1. We have no idea what we’re talking about.
While pitching about Polish ecosystem to Israeli investors, entrepreneurs and government representatives I’ve been always asked about the scale of Polish startup ecosystem and I had no other choice but to admit, that we have no any measurability tools.
Startup Poland prepared Report in 2015 but it was wrong in it’s very basic assumptions, e.g. including to startups all the subjects that got financed with 3.1 PO EU programme “Initiating innovative activities”. If you’d look into details, you’ll see that many of them are either not existing today or they’re simply not startups.
We need to work on tools, that would help us to define how big is our ecosystems. Those information are critical to bring key investors to Poland.
2. We don’t think big.
One thing that always hits me while talking to Israeli entrepreneurs is that they think globally. It definitely comes from geopolitical position of Israel – their market is too small to earn money and they’re surrounded by enemies. They are forced to think about American or European market from the very beginning.
Poland? We have a good ideas, though most of young startupers (at least those that I’ve met) think on a country scale (sometimes European). It’s not big enough, if you want to give a revenue most of investors want.
3. Smart money and investors.
“Smart money” is still a new thing in Poland. We need to learn how to invest money and help startups after money transfer. The financial side is many times not a key value startup can get from investors, way more important are knowledge, experience or network of an investor.
Looking at investments in Poland I often have an impression, that we invest in startups that won’t work.
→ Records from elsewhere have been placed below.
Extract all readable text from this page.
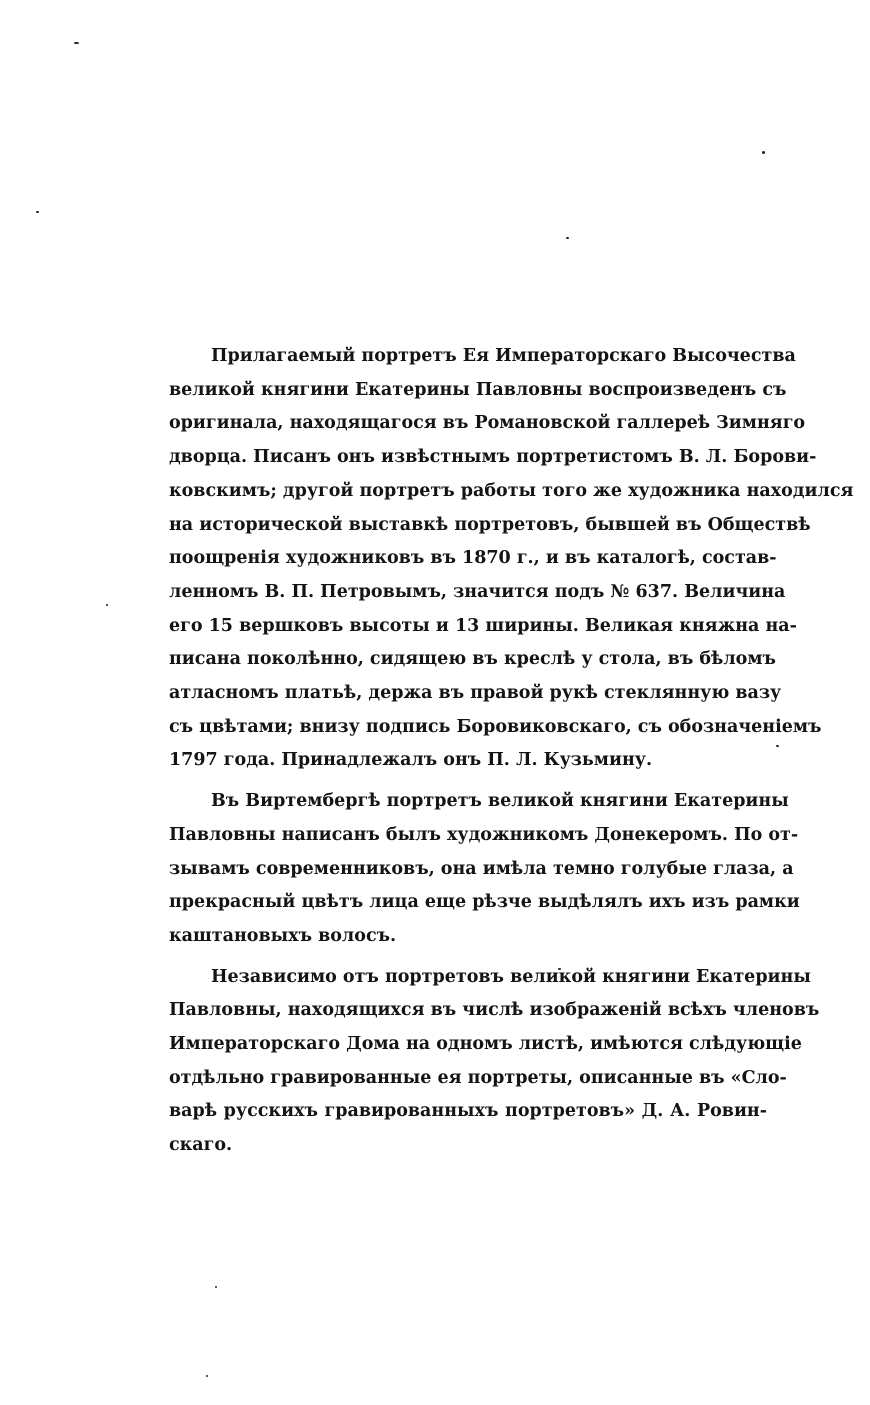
Прилагаемый портретъ Ея Императорскаго Высочества
великой княгини Екатерины Павловны воспроизведенъ съ
оригинала, находящагося въ Романовской галлереѣ Зимняго
дворца. Писанъ онъ извѣстнымъ портретистомъ В. Л. Борови-
ковскимъ; другой портретъ работы того же художника находился
на исторической выставкѣ портретовъ, бывшей въ Обществѣ
поощренія художниковъ въ 1870 г., и въ каталогѣ, состав-
ленномъ В. П. Петровымъ, значится подъ № 637. Величина
его 15 вершковъ высоты и 13 ширины. Великая княжна на-
писана поколѣнно, сидящею въ креслѣ у стола, въ бѣломъ
атласномъ платьѣ, держа въ правой рукѣ стеклянную вазу
съ цвѣтами; внизу подпись Боровиковскаго, съ обозначеніемъ
1797 года. Принадлежалъ онъ П. Л. Кузьмину.
Въ Виртембергѣ портретъ великой княгини Екатерины
Павловны написанъ былъ художникомъ Донекеромъ. По от-
зывамъ современниковъ, она имѣла темно голубые глаза, а
прекрасный цвѣтъ лица еще рѣзче выдѣлялъ ихъ изъ рамки
каштановыхъ волосъ.
Независимо отъ портретовъ великой княгини Екатерины
Павловны, находящихся въ числѣ изображеній всѣхъ членовъ
Императорскаго Дома на одномъ листѣ, имѣются слѣдующіе
отдѣльно гравированные ея портреты, описанные въ «Сло-
варѣ русскихъ гравированныхъ портретовъ» Д. А. Ровин-
скаго.
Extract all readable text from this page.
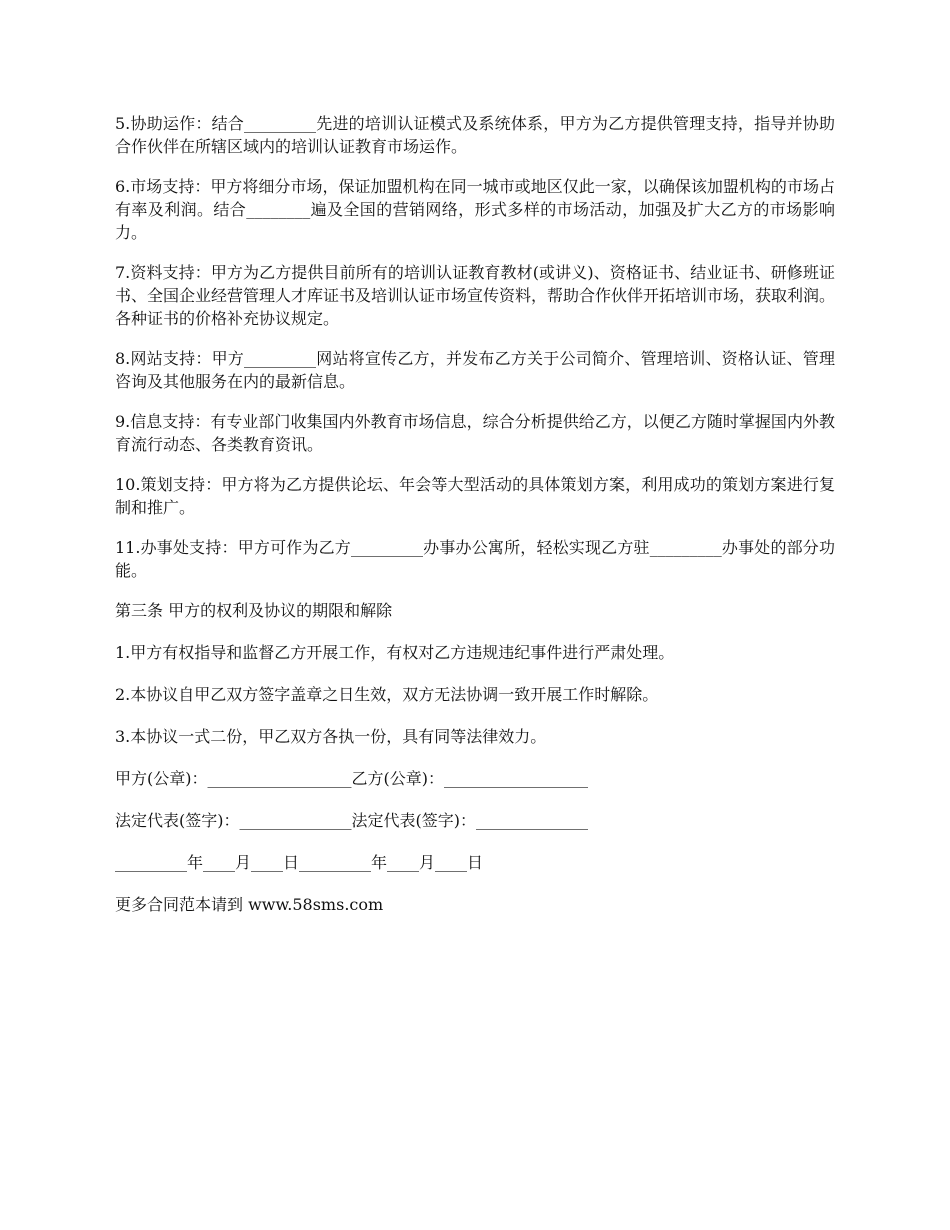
5.协助运作：结合_________先进的培训认证模式及系统体系，甲方为乙方提供管理支持，指导并协助合作伙伴在所辖区域内的培训认证教育市场运作。

6.市场支持：甲方将细分市场，保证加盟机构在同一城市或地区仅此一家，以确保该加盟机构的市场占有率及利润。结合________遍及全国的营销网络，形式多样的市场活动，加强及扩大乙方的市场影响力。

7.资料支持：甲方为乙方提供目前所有的培训认证教育教材(或讲义)、资格证书、结业证书、研修班证书、全国企业经营管理人才库证书及培训认证市场宣传资料，帮助合作伙伴开拓培训市场，获取利润。各种证书的价格补充协议规定。

8.网站支持：甲方_________网站将宣传乙方，并发布乙方关于公司简介、管理培训、资格认证、管理咨询及其他服务在内的最新信息。

9.信息支持：有专业部门收集国内外教育市场信息，综合分析提供给乙方，以便乙方随时掌握国内外教育流行动态、各类教育资讯。

10.策划支持：甲方将为乙方提供论坛、年会等大型活动的具体策划方案，利用成功的策划方案进行复制和推广。

11.办事处支持：甲方可作为乙方_________办事办公寓所，轻松实现乙方驻_________办事处的部分功能。

第三条 甲方的权利及协议的期限和解除

1.甲方有权指导和监督乙方开展工作，有权对乙方违规违纪事件进行严肃处理。

2.本协议自甲乙双方签字盖章之日生效，双方无法协调一致开展工作时解除。

3.本协议一式二份，甲乙双方各执一份，具有同等法律效力。

甲方(公章)：__________________乙方(公章)：__________________

法定代表(签字)：______________法定代表(签字)：______________

_________年____月____日_________年____月____日

更多合同范本请到 www.58sms.com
I guess it’s partly because investors have money from public sources that they have to invest. That’s a closing circle, seriously. We invest stupid money in stupid ideas only because we need to spend money. It makes entrepreneurs more lazy to think of a good ideas and investment managers to look for next unicorn. Higher bar from investors can give a profit, not only to them, but to the whole ecosystem.
A good example of VC in Poland is Arkley, which decided on the beginning of this year to focus on hardware startups only. A great decision supported with great startups in their portfolio. The important thing about Arkley is that they invest only private money, so they’re not spoiled with public ones’.
4. The flow between public and private sectors.
Yes, we do have 3.1 and other programmes in which public money mix with a private one, but that’s the only part where I see any collaboration between country and a private sector. (And I don’t think it’s a great model of collaboration ^ look at point 4).
Does any entrepreneur get a help with building a network from Polish government? Nope. Does Polish government talk with startup ecosystem about what should be done? Nope. If yes – then they’re doing it behind closed doors, and nobody knows about it.
5. We don’t know, that we don’t know. And we don’t trust.
OMG. Working with startups is such a pain in the ass sometimes. Especially when we have a typical polish type of owner of the company. Their biggest and most important rule is: do not trust anyone. Do not let anyone decide. Do not hire professional to allow him to do his job: you hire him, because you know better.
I mean – why do you decide to collaborate with an agency or freelancer if you never take it’s advice seriously? That’s ridiculous.
That’s another topic, but we all know this: Poland has extremely complicated tax system. We’re simply messed with new rules. And we keep going in a wrong direction inventing new types of companies instead of repairing current ones.
If you’d look into investments made in 2014-2015 most of them were made with the support of public money managed by, on first level PARP (Polish Agency for Enterprise Development), and on second level by venture capitals or regional incubators.
If you’d look even more carefully, you’d see that most of company’s that got financed
# Finishing line
As an ecosystem, we have a great potential which we do not use yet. Being constantly between Israel and Poland I have an impression that we are still a bit infantile. Startups are not a business in Poland and I don’t know why.
But looking at a progress we made over last year or two years – I think positive change is something that will come naturally very soon.